# pkg and portmaster don't show any installed ports or packages



## drhowarddrfine (Jul 15, 2018)

I can't say what I did but, a few days ago, I was tinkering with my workstation. I noticed that I was no longer getting any listings for upgrading of ports using pkg or portmaster, which I get every day. So I did a `pkg info` which didn't show anything. Neither does `portmaster -l`. 

I then look at /var/db/pkg/local.sqlite and see the last date is July 10th. In /var/backups the last date is July 9th. So, for some reason, it looks to me as if pkg and portmaster have lost their way and I don't know how to fix it.

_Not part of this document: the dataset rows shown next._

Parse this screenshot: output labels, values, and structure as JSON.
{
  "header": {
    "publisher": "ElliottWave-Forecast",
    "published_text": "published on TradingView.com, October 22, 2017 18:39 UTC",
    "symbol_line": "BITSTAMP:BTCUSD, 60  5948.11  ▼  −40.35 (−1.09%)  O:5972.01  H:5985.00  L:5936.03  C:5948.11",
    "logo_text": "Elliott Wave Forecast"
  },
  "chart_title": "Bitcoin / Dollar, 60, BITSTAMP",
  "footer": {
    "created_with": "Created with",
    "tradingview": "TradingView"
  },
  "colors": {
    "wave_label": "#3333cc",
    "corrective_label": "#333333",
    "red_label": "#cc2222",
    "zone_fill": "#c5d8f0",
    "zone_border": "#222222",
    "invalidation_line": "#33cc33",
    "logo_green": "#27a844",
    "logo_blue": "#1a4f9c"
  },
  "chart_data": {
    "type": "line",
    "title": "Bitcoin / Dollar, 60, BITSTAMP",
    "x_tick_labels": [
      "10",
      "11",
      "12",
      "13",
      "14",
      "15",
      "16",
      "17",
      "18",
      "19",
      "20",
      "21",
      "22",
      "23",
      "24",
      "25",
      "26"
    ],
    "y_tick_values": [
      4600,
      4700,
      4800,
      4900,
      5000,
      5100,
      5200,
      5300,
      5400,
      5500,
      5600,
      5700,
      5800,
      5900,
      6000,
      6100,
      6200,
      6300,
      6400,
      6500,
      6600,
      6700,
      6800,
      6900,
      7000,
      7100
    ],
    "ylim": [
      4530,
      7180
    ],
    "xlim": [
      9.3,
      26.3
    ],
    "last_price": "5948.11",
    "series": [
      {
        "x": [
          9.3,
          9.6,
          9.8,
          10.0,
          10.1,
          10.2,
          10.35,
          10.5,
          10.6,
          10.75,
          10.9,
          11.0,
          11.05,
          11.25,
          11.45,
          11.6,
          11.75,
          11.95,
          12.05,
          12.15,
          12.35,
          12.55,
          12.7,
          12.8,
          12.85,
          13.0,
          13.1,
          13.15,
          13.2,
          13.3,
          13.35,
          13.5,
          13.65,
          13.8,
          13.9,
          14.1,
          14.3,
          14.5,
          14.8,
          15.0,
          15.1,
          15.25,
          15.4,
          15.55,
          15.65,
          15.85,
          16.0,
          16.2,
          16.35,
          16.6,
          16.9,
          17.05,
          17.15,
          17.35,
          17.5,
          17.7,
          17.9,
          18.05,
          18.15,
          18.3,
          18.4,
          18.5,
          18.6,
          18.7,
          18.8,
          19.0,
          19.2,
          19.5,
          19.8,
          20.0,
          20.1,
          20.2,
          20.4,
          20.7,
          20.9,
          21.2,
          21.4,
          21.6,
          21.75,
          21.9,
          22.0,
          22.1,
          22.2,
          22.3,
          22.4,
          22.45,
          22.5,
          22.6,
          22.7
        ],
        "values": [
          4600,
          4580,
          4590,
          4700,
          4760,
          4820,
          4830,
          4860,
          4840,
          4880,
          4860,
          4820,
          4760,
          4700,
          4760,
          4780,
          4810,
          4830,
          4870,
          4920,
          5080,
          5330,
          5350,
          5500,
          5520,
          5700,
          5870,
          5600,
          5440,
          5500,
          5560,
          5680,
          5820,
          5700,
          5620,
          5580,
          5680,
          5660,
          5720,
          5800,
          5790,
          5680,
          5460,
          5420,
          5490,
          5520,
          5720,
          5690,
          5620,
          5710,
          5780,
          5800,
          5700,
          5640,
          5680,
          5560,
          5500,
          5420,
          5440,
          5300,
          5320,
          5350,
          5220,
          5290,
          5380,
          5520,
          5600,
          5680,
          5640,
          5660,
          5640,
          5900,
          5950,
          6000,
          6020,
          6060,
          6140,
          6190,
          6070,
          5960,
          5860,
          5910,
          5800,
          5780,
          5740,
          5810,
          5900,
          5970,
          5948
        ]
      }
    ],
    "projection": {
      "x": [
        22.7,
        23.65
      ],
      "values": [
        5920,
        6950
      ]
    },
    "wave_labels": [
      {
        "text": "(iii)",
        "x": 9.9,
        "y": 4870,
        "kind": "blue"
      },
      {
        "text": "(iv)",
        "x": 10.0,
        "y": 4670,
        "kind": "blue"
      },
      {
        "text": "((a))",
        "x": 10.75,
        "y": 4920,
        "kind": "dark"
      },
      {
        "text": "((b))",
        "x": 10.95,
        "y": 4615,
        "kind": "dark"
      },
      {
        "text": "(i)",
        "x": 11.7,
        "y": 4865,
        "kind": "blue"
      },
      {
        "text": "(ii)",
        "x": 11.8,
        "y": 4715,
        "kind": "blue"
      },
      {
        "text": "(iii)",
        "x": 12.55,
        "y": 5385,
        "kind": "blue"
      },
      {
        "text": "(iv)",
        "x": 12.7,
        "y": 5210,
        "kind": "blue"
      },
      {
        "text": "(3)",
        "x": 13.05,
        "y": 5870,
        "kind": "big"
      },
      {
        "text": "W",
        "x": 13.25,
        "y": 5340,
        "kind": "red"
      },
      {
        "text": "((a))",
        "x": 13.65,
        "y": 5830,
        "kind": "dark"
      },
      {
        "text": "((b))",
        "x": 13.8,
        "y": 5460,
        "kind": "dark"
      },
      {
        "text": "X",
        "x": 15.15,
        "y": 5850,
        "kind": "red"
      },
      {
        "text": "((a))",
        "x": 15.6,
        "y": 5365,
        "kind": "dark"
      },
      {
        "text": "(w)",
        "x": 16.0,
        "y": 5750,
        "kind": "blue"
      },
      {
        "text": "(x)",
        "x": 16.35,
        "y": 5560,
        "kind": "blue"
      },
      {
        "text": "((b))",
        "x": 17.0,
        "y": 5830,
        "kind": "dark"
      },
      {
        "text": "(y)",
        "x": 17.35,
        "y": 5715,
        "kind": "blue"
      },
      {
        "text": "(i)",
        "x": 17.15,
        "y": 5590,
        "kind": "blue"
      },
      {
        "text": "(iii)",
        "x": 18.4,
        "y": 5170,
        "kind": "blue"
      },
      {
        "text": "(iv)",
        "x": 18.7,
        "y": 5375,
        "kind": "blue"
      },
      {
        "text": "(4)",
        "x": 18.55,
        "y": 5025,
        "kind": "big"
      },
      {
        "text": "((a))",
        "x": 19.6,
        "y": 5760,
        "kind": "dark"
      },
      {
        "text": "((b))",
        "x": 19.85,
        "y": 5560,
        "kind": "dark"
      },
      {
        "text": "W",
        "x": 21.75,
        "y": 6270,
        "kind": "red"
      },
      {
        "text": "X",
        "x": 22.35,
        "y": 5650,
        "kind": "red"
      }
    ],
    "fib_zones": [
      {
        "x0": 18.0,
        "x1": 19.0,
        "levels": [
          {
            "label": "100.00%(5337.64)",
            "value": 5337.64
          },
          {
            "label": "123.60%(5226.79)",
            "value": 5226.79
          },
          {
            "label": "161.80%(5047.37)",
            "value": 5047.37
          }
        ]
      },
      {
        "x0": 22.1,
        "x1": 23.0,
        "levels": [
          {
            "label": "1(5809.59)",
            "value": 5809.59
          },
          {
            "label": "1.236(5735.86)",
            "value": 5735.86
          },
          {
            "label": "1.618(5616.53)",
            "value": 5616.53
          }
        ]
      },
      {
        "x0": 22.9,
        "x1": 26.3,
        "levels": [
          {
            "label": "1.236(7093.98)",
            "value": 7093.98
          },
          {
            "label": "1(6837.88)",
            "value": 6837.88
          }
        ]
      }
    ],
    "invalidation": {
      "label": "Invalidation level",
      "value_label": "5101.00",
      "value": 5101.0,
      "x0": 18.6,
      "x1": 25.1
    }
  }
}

I did try `pkg backup -r pkg.sql.xz` but it only gave me a very small local.sqlite which didn't solve the p;roblem. The current sqlite file size is 360K.


----------



## Phishfry (Jul 15, 2018)

This seems to be a similar error with some good debugging commands.
https://forums.freebsd.org/threads/pkg-database-error.64361/


----------



## drhowarddrfine (Jul 15, 2018)

I had done most of that for checking the db. The difference is, I have tables listed under `.tables` so it appears the database contains stuff but pkg and portmaster doesn't use make the connection.


----------



## obsigna (Jul 15, 2018)

You said your /var/db/pkg/local.sqlite is still of significant size. If this is the case, then you could extract a list of the origins of all installed ports and feed this list into ports-mgmt/portmaster for re-installation.

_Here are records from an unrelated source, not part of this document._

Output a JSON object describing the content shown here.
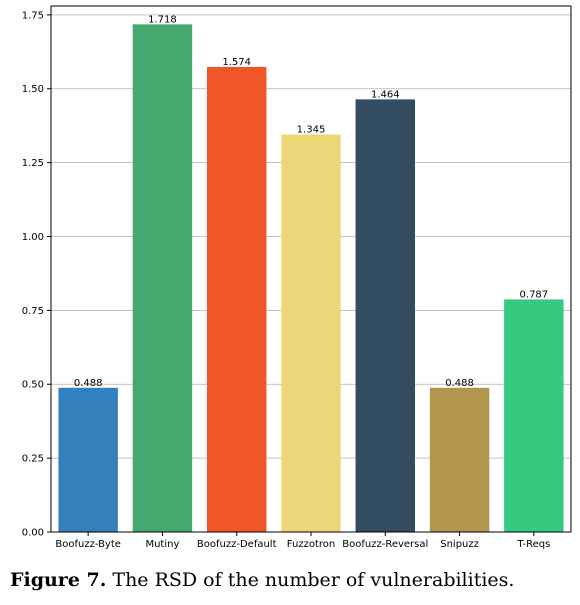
{
  "chart_data": {
    "type": "bar",
    "title": "",
    "xlabel": "",
    "ylabel": "",
    "categories": [
      "Boofuzz-Byte",
      "Mutiny",
      "Boofuzz-Default",
      "Fuzzotron",
      "Boofuzz-Reversal",
      "Snipuzz",
      "T-Reqs"
    ],
    "values": [
      0.488,
      1.718,
      1.574,
      1.345,
      1.464,
      0.488,
      0.787
    ],
    "value_labels": [
      "0.488",
      "1.718",
      "1.574",
      "1.345",
      "1.464",
      "0.488",
      "0.787"
    ],
    "colors": [
      "#3380bd",
      "#44a86f",
      "#f05628",
      "#edd677",
      "#324d61",
      "#b3964e",
      "#36c97f"
    ],
    "ylim": [
      0,
      1.78
    ],
    "yticks": [
      0.0,
      0.25,
      0.5,
      0.75,
      1.0,
      1.25,
      1.5,
      1.75
    ],
    "ytick_labels": [
      "0.00",
      "0.25",
      "0.50",
      "0.75",
      "1.00",
      "1.25",
      "1.50",
      "1.75"
    ],
    "grid": "horizontal",
    "legend": "none"
  },
  "caption": {
    "label": "Figure 7.",
    "text": " The RSD of the number of vulnerabilities."
  }
}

`sqlite3 -list /var/db/pkg/local.sqlite 'SELECT origin FROM packages;' > reinstall_list.txt`

In case the generated list by the above command contains garbage, you could repeat this with the backup files. You said already, that the latest doesn't seem to work so you need to go down the backup history until one of it gives a good list of installed ports.

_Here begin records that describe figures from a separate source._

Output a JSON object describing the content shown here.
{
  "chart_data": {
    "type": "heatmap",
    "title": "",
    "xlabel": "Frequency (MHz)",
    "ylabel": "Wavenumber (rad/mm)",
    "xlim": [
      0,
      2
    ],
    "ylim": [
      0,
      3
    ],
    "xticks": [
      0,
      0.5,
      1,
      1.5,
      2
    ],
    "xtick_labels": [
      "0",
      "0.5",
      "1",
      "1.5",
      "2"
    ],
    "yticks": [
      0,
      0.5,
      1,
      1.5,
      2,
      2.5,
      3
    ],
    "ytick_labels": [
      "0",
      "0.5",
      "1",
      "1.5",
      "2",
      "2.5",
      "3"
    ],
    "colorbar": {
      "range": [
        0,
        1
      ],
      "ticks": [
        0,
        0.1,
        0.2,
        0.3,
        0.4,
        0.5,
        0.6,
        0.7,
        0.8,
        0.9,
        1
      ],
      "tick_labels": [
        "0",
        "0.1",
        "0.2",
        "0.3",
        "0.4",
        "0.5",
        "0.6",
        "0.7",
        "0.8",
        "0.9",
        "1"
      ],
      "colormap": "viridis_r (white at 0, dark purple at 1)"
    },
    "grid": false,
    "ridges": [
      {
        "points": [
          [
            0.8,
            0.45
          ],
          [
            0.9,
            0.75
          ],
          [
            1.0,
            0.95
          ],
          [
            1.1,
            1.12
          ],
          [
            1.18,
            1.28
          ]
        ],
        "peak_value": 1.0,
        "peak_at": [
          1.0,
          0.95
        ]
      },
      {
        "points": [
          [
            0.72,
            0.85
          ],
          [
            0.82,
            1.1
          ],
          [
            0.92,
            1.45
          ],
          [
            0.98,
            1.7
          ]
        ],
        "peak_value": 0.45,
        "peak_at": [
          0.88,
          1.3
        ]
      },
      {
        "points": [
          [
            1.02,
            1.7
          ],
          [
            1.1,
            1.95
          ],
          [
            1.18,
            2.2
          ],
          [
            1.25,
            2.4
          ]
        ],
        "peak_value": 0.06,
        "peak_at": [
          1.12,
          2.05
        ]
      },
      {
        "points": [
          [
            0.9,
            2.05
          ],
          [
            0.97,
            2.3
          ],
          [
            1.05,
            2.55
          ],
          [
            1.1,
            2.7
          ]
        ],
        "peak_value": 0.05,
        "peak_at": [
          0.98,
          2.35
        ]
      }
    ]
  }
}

You could recover the names (origins) of most if not of all of the installed ports using the following command sequence:
`xz -cdk /var/backups/pkg.sql.xz.N > pkg-backup.N.sql`
`cat pkg-backup.N.sql | sqlite3 pkg-backup.N.sqlite`
`sqlite3 -list pkg-backup.N.sqlite 'SELECT origin FROM packages;' > reinstall_list.N.txt`

N is meant to be the index of the history files, i.e. 1 to 7, and you want to iterate through it until you get a usable list of installed ports.


----------



## drhowarddrfine (Jul 15, 2018)

I got nothing using the first attempt (zero file length). I'll try the others in a few hours.


----------